Im Winter fand man in un­se­ren Brei­ten­gra­den ja nur selten et­was zu es­sen.
Und das Über­le­ben der Men­schen, der Stäm­me, Fa­milien und Dorf­ge­mein­schaf­ten war vom Ern­te­ertrag ab­hängig – nur mit gut ge­füll­ten Spei­chern ka­men alle durch den Win­ter. Wenn nicht ge­nug Vor­rä­te vor­handen wa­ren muss­ten vie­le hun­gern, auch ver­hun­gern. Eine gute bzw. schlech­te Ernte ent­schied da­mit über Le­ben und Tod.

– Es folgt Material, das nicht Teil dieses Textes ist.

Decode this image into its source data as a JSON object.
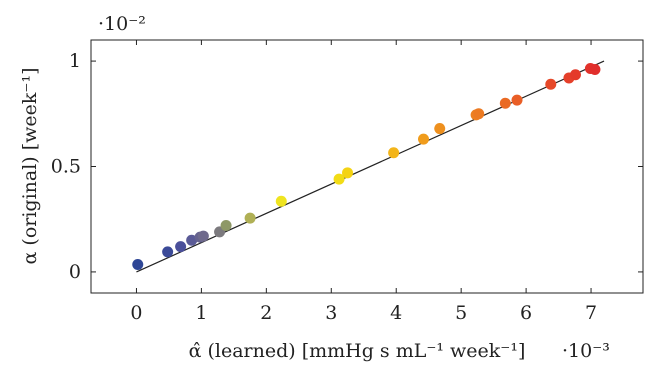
{
  "chart_data": {
    "type": "scatter",
    "title": "",
    "xlabel": "α̂ (learned) [mmHg s mL⁻¹ week⁻¹]",
    "ylabel": "α (original) [week⁻¹]",
    "x_scale_label": "·10⁻³",
    "y_scale_label": "·10⁻²",
    "xlim": [
      -0.7,
      7.8
    ],
    "ylim": [
      -0.1,
      1.1
    ],
    "x_ticks": [
      0,
      1,
      2,
      3,
      4,
      5,
      6,
      7
    ],
    "x_tick_labels": [
      "0",
      "1",
      "2",
      "3",
      "4",
      "5",
      "6",
      "7"
    ],
    "y_ticks": [
      0,
      0.5,
      1
    ],
    "y_tick_labels": [
      "0",
      "0.5",
      "1"
    ],
    "grid": false,
    "fit_line": {
      "x": [
        0,
        7.2
      ],
      "y": [
        0,
        1.0
      ]
    },
    "points": [
      {
        "x": 0.02,
        "y": 0.035,
        "color": "#2e4696"
      },
      {
        "x": 0.48,
        "y": 0.095,
        "color": "#3b4a98"
      },
      {
        "x": 0.68,
        "y": 0.12,
        "color": "#4a4f9a"
      },
      {
        "x": 0.85,
        "y": 0.15,
        "color": "#5a5a96"
      },
      {
        "x": 0.98,
        "y": 0.165,
        "color": "#66638f"
      },
      {
        "x": 1.03,
        "y": 0.17,
        "color": "#6f6a8c"
      },
      {
        "x": 1.28,
        "y": 0.19,
        "color": "#7c7a7e"
      },
      {
        "x": 1.38,
        "y": 0.22,
        "color": "#8e9866"
      },
      {
        "x": 1.75,
        "y": 0.255,
        "color": "#b0b055"
      },
      {
        "x": 2.23,
        "y": 0.335,
        "color": "#efe420"
      },
      {
        "x": 3.12,
        "y": 0.44,
        "color": "#f2dc16"
      },
      {
        "x": 3.25,
        "y": 0.47,
        "color": "#f4d314"
      },
      {
        "x": 3.96,
        "y": 0.565,
        "color": "#f3b51a"
      },
      {
        "x": 4.42,
        "y": 0.63,
        "color": "#f09c1c"
      },
      {
        "x": 4.67,
        "y": 0.68,
        "color": "#ee901e"
      },
      {
        "x": 5.23,
        "y": 0.745,
        "color": "#ed8020"
      },
      {
        "x": 5.27,
        "y": 0.75,
        "color": "#ec7a22"
      },
      {
        "x": 5.68,
        "y": 0.8,
        "color": "#ea6a24"
      },
      {
        "x": 5.86,
        "y": 0.815,
        "color": "#e95e26"
      },
      {
        "x": 6.38,
        "y": 0.89,
        "color": "#e64828"
      },
      {
        "x": 6.66,
        "y": 0.92,
        "color": "#e5402a"
      },
      {
        "x": 6.76,
        "y": 0.935,
        "color": "#e43a2a"
      },
      {
        "x": 6.99,
        "y": 0.965,
        "color": "#e2322b"
      },
      {
        "x": 7.06,
        "y": 0.96,
        "color": "#e12e2c"
      }
    ]
  }
}
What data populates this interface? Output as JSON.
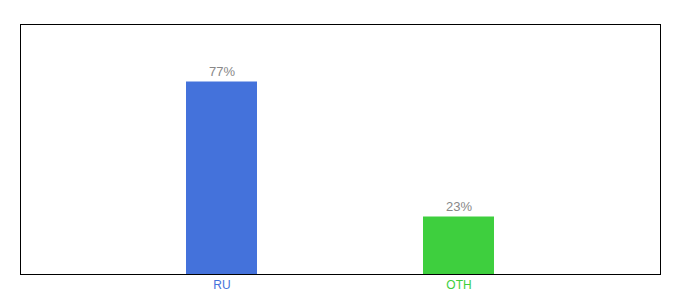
{
  "chart_data": {
    "type": "bar",
    "categories": [
      "RU",
      "OTH"
    ],
    "values": [
      77,
      23
    ],
    "value_labels": [
      "77%",
      "23%"
    ],
    "colors": [
      "#4472db",
      "#3ecf3e"
    ],
    "ylim": [
      0,
      100
    ],
    "data_labels": true,
    "tick_labels": "x"
  }
}
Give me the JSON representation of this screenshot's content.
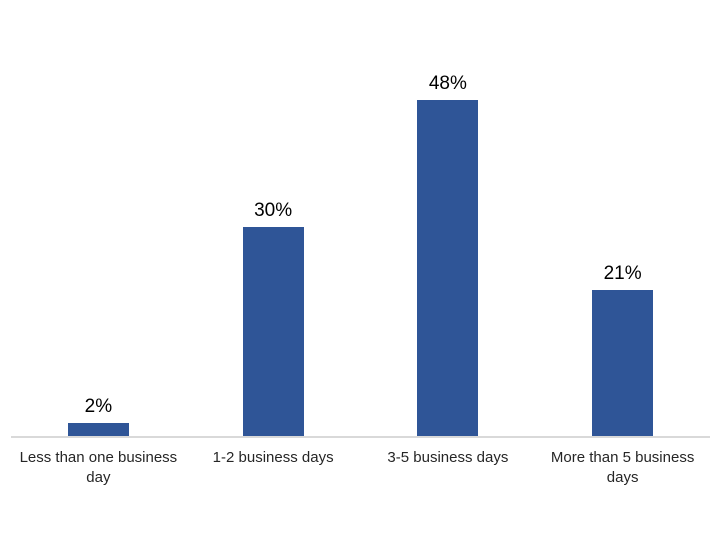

Aus diesem Grund zo­gen sich Rituale durch den gesamten agra­ri­schen Zyklus, wie jene zur Aussaat, zur ersten Ernte oder eben auch als Dan­kes­fest an die je­wei­li­gen Gottheiten oder „Höheren Mäch­te“, wobei sich die Men­schen hier zumeist an die Erdmut­ter oder an die üppi­gen Fruchtbar­keits­göt­tinnen, an Ge­trei­de- und Saatgöt­tin­nen gewandt haben und man erst im Zuge der Christianisierung der Auffassung war, dass ein männlicher Gott, das „tägliche Brot“ gibt.

Die besondere letzte Garbe

Tradition ist es in vielen Kulturen, die letzte Garbe der Ernte ganz besonders zu behandeln, denn sie ist Grundlage für die Saat im nächsten JahrVielfach glaubte man auch, dass in dieser letzten Garbe die Göttin höchstpersönlich wohnt. So beschützt die schottische Göttin Carlin die Menschen während der dunklen Zeit des Winters vor „bösen Geistern“, vor depressiven Verstimmungen, Ängsten und ähnlichen mit der Finsternis verbundenen Gefühlszuständen.
Die letzten Garben der Ernte werden ihr zu Ehren zu einer Puppe gebunden und als alte Frau bekleidet. Sie bekommen einen Ehrenplatz in den Wohnräumen. Diese Puppen, die dieser Göttin geweiht sind, werden auch Carlin genannt.

Auch die irische Muttergöttin Inghean Bhuidhe wird oft in einem einzigen Getreidekorn verehrt, in dem das ganze Potenzial der Pflanze innewohnt.
Aus diesem – oft heiligen, geheiligten – Korn entsteht neues LebenDaher wurde ein solches Korn als Zeichen der Göttin rituell vom letzten geernteten Getreidehalm bei der Ernte entnommen und ebenso rituell als besonderes Korn bei der Saat als Stellvertreterin für die Göttin wieder in die Erde eingebracht.

In der litauischen Mythologie gibt es die Rugiu Boba, die Kornmutter bzw. den Korngeist. Diese Gestalt haust in Getreideäckern, vor allem in Roggenfeld.
Bei der Ernte ist sie in der letzten Getreidegarbe. Deshalb wird in der bäuerlichen Tradition Litauens der allerletzten Roggengarbe die Gestalt einer Frau gegeben. Diese heißt noch heute Roggenmuhme. Sie wird beim Erntedankfest umjubelt und dann bis zur nächsten Ernte im Haus aufbewahrt.
Auch die russische Baba Yaga haust in der letzten Garbe bzw. im letzten Getreidekorn des geernteten Getreides. Die Geschichte erzählt, dass jene Frau, die dieses und damit Baba Yaga isst, im Frühling ein Kind bekommen würde. Sie ist damit ein Sinnbild für die Lebenskraft, wie sie das geerntete Korn in sich trägt. Der herbstliche Tod auf dem Kornfeld führt zur Wiedergeburt im nächsten Frühjahr.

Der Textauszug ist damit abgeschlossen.